Caserta. A pochi giorni dalla chiusura della campagna elettorale interviene sul dibattito Roberto De Martino, segretario provinciale del Partito Comunista d’Italia e candidato nella lista ‘Mo c’è Speranza’ una delle due a sostegno di Francesco Apperti. Con dati e modalità, De Martino spiega in termini molto semplici il funzionamento dei fondi comunitari e regionali che favoriscono determinati interventi. Molto articolata la sua esposizione ma il succo del discorso è presto enunciato.

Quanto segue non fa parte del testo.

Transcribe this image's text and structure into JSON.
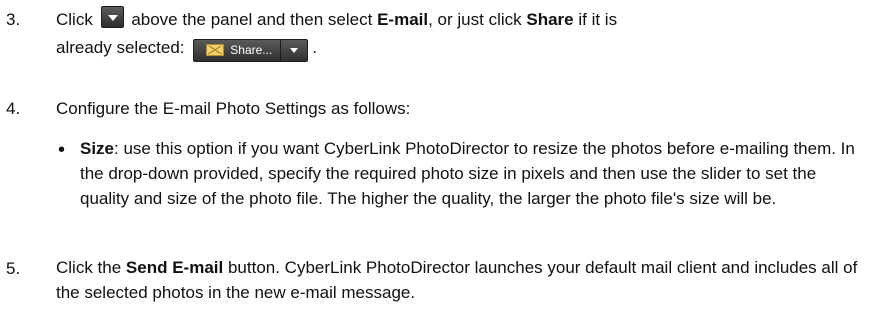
{
  "step3": {
    "number": "3.",
    "part1": "Click",
    "part2": "above the panel and then select",
    "emailLabel": "E-mail",
    "part3": ", or just click",
    "shareLabel": "Share",
    "part4": "if it is",
    "part5": "already selected:",
    "shareButtonText": "Share...",
    "end": "."
  },
  "step4": {
    "number": "4.",
    "text": "Configure the E-mail Photo Settings as follows:"
  },
  "sizeBullet": {
    "marker": "•",
    "label": "Size",
    "text": ": use this option if you want CyberLink PhotoDirector to resize the photos before e-mailing them. In the drop-down provided, specify the required photo size in pixels and then use the slider to set the quality and size of the photo file. The higher the quality, the larger the photo file's size will be."
  },
  "step5": {
    "number": "5.",
    "part1": "Click the",
    "buttonLabel": "Send E-mail",
    "part2": "button. CyberLink PhotoDirector launches your default mail client and includes all of the selected photos in the new e-mail message."
  },
  "icons": {
    "dropdown": "dropdown-arrow-icon",
    "mail": "envelope-icon",
    "shareDropdown": "chevron-down-icon"
  },
  "colors": {
    "text": "#111111",
    "buttonDark": "#303030",
    "envelope": "#f2d06b"
  }
}
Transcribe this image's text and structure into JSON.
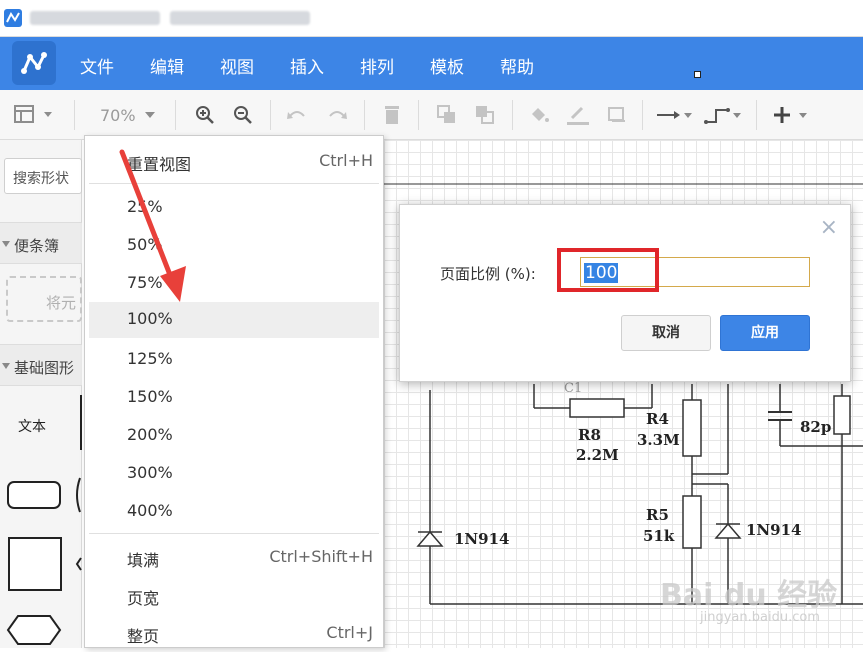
{
  "menubar": {
    "items": [
      "文件",
      "编辑",
      "视图",
      "插入",
      "排列",
      "模板",
      "帮助"
    ]
  },
  "toolbar": {
    "zoom": "70%"
  },
  "sidebar": {
    "search_placeholder": "搜索形状",
    "sections": [
      "便条簿",
      "基础图形"
    ],
    "drop_hint": "将元",
    "shape_text": "文本"
  },
  "zoom_menu": {
    "items": [
      {
        "label": "重置视图",
        "shortcut": "Ctrl+H"
      },
      {
        "label": "25%",
        "shortcut": ""
      },
      {
        "label": "50%",
        "shortcut": ""
      },
      {
        "label": "75%",
        "shortcut": ""
      },
      {
        "label": "100%",
        "shortcut": ""
      },
      {
        "label": "125%",
        "shortcut": ""
      },
      {
        "label": "150%",
        "shortcut": ""
      },
      {
        "label": "200%",
        "shortcut": ""
      },
      {
        "label": "300%",
        "shortcut": ""
      },
      {
        "label": "400%",
        "shortcut": ""
      },
      {
        "label": "填满",
        "shortcut": "Ctrl+Shift+H"
      },
      {
        "label": "页宽",
        "shortcut": ""
      },
      {
        "label": "整页",
        "shortcut": "Ctrl+J"
      }
    ]
  },
  "dialog": {
    "label": "页面比例 (%):",
    "value": "100",
    "cancel": "取消",
    "apply": "应用",
    "close": "×"
  },
  "circuit": {
    "r8": "R8",
    "r8_val": "2.2M",
    "r4": "R4",
    "r4_val": "3.3M",
    "r5": "R5",
    "r5_val": "51k",
    "d1": "1N914",
    "d2": "1N914",
    "cap": "82p",
    "c1": "C1"
  },
  "watermark": {
    "logo": "Bai du 经验",
    "url": "jingyan.baidu.com"
  },
  "colors": {
    "menubar": "#3d85e6",
    "highlight": "#3584e4",
    "annotation_red": "#e0262a"
  }
}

“Parlare di Politiche sociali spiega – De Martino – data la rilevante importanza dell’argomento, senza averne alcuna cognizione di causa (per molti) o per pura operazione di marketing elettorale (per alcuni) risulta per lo meno una mera affabulazione. Infatti il settore è regolato dalla legge nazionale 328/00 che recita “La Repubblica assicura alle persone e alle famiglie un Sistema Integrato di Interventi e Servizi Sociali, promuove interventi per garantire la qualità della vita, pari opportunità, non discriminazione e diritti di cittadinanza, previene, elimina o riduce le condizioni di disabilità, di bisogno e di disagio individuale e familiare, derivanti da inadeguatezza di reddito, difficoltà sociali e condizioni di non autonomia, in coerenza con gli articoli 2, 3 e 38 della Costituzione”. L’applicazione di tale legge è devoluta alle Regioni (con leggi applicative come la legge 11/07 e 666/11 per la regione Campania) e ai COMUNI (attraverso gli ambiti)”.
De Martino, a sostegno delle sue tesi ma ancor più nel tentativo di ristabilire la verità chiede a tutti i candidati Sindaci e alla giunta che verrà, per prima cosa di smetterla con dichiarazioni incompetenti e di vergognoso marketing elettorale, e di impegnarsi seriamente e concretamente per ristabilire la normale e dovuta (non ci vogliono improvvisazioni e improbabili riorganizzazioni, ci sono leggi chiare che devono essere applicate) funzionalità del sistema di servizi integrati.